Atomic evolution of hydrogen intercalation wave dynamics in palladium nanocrystals

TL;DR

This study uses atomic-resolution imaging and simulations to reveal how hydrogen intercalates in palladium nanocrystals, showing wave mechanisms that differ from traditional models and depend on atomic-scale boundary evolution.

Contribution

The paper provides the first atomic-scale visualization of hydrogen intercalation wave dynamics in palladium nanocrystals, challenging existing shrinking-core models and linking atomic boundary evolution to intercalation pathways.

Findings

Intercalation waves dominate over shrinking-core mechanisms at ambient temperature.

Atomic boundaries evolve from non-planar to {100} plane alignment during intercalation.

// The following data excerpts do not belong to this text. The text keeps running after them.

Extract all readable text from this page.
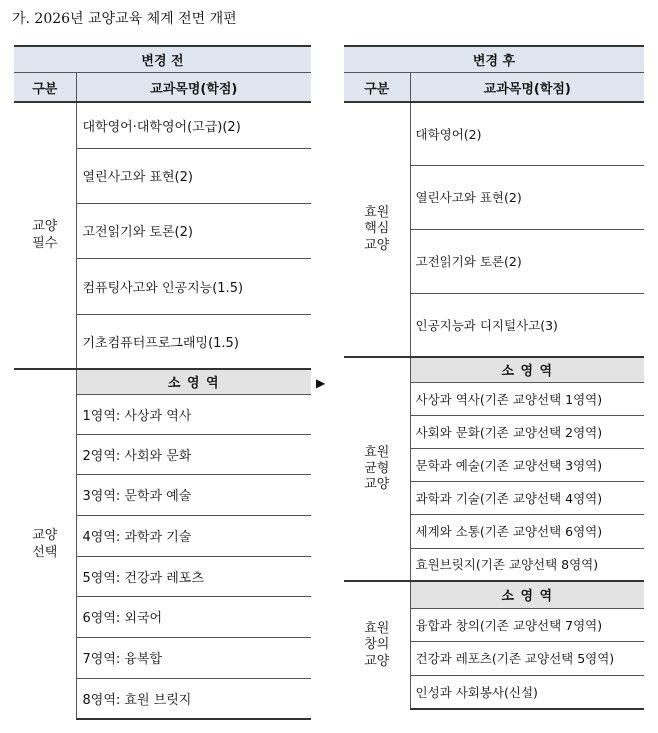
가. 2026년 교양교육 체계 전면 개편
변경 전	
구분	교과목명(학점)
교양
필수	대학영어·대학영어(고급)(2)
	열린사고와 표현(2)
	고전읽기와 토론(2)
	컴퓨팅사고와 인공지능(1.5)
	기초컴퓨터프로그래밍(1.5)
교양
선택	소 영 역
	1영역: 사상과 역사
	2영역: 사회와 문화
	3영역: 문학과 예술
	4영역: 과학과 기술
	5영역: 건강과 레포츠
	6영역: 외국어
	7영역: 융복합
	8영역: 효원 브릿지
▶
변경 후	
구분	교과목명(학점)
효원
핵심
교양	대학영어(2)
	열린사고와 표현(2)
	고전읽기와 토론(2)
	인공지능과 디지털사고(3)
효원
균형
교양	소 영 역
	사상과 역사(기존 교양선택 1영역)
	사회와 문화(기존 교양선택 2영역)
	문학과 예술(기존 교양선택 3영역)
	과학과 기술(기존 교양선택 4영역)
	세계와 소통(기존 교양선택 6영역)
	효원브릿지(기존 교양선택 8영역)
효원
창의
교양	소 영 역
	융합과 창의(기존 교양선택 7영역)
	건강과 레포츠(기존 교양선택 5영역)
	인성과 사회봉사(신설)
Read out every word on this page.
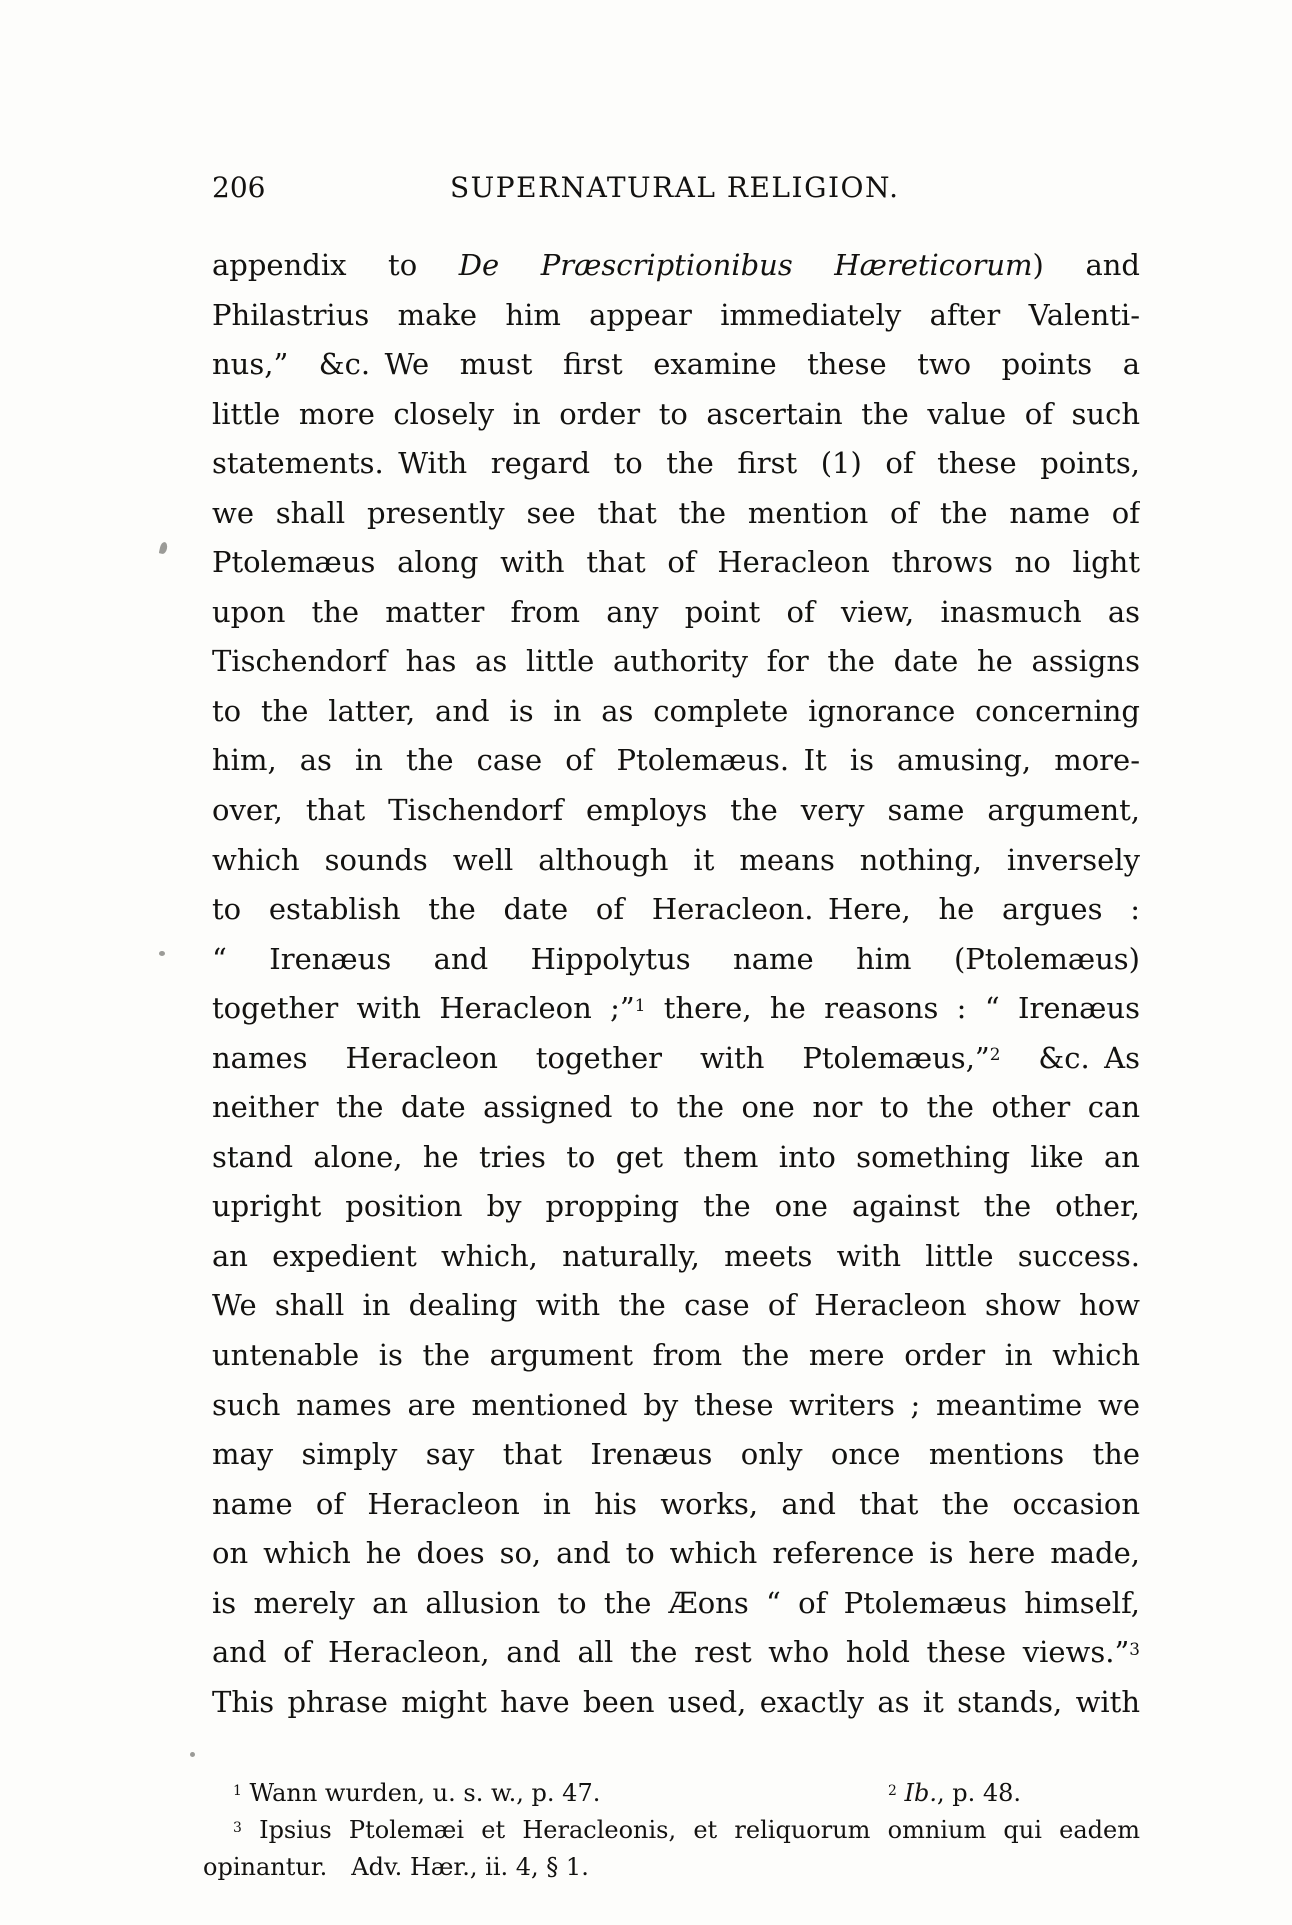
206	SUPERNATURAL RELIGION.
appendix to De Præscriptionibus Hæreticorum) and
Philastrius make him appear immediately after Valenti-
nus,” &c. We must first examine these two points a
little more closely in order to ascertain the value of such
statements. With regard to the first (1) of these points,
we shall presently see that the mention of the name of
Ptolemæus along with that of Heracleon throws no light
upon the matter from any point of view, inasmuch as
Tischendorf has as little authority for the date he assigns
to the latter, and is in as complete ignorance concerning
him, as in the case of Ptolemæus. It is amusing, more-
over, that Tischendorf employs the very same argument,
which sounds well although it means nothing, inversely
to establish the date of Heracleon. Here, he argues :
“ Irenæus and Hippolytus name him (Ptolemæus)
together with Heracleon ;”$^1$ there, he reasons : “ Irenæus
names Heracleon together with Ptolemæus,”$^2$ &c. As
neither the date assigned to the one nor to the other can
stand alone, he tries to get them into something like an
upright position by propping the one against the other,
an expedient which, naturally, meets with little success.
We shall in dealing with the case of Heracleon show how
untenable is the argument from the mere order in which
such names are mentioned by these writers ; meantime we
may simply say that Irenæus only once mentions the
name of Heracleon in his works, and that the occasion
on which he does so, and to which reference is here made,
is merely an allusion to the Æons “ of Ptolemæus himself,
and of Heracleon, and all the rest who hold these views.”$^3$
This phrase might have been used, exactly as it stands, with
$^1$ Wann wurden, u. s. w., p. 47.	$^2$ Ib., p. 48.
$^3$ Ipsius Ptolemæi et Heracleonis, et reliquorum omnium qui eadem
opinantur.  Adv. Hær., ii. 4, § 1.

Simulations confirm pathways that minimize lattice mismatch strain.

Abstract

Solute-intercalation-induced phase separation creates spatial heterogeneities in host materials, a phenomenon ubiquitous in batteries, hydrogen storage, and other energy devices. Despite many efforts, probing intercalation processes at the atomic scale has been a significant challenge. We study hydrogen (de)intercalation in palladium nanocrystals as a model system and achieve atomic-resolution imaging of hydrogen intercalation wave dynamics by utilizing liquid-phase transmission electron microscopy. Our observations reveal that intercalation wave mechanisms, instead of shrinking-core mechanisms, prevail at ambient temperature for palladium nanocubes ranging from ~60 nm down to ~10 nm. We uncover the atomic evolution of hydrogen intercalation wave transitioning from non-planar and inclined boundaries to those closely aligned with {100} planes. Our kinetic Monte Carlo simulations demonstrate the observed intercalation wave dynamics correspond to sorption pathways minimizing the lattice mismatch strain at the phase boundary. Unveiling the atomic intercalation pathways holds profound implications for engineering intercalation-mediated devices and advancements in energy sciences.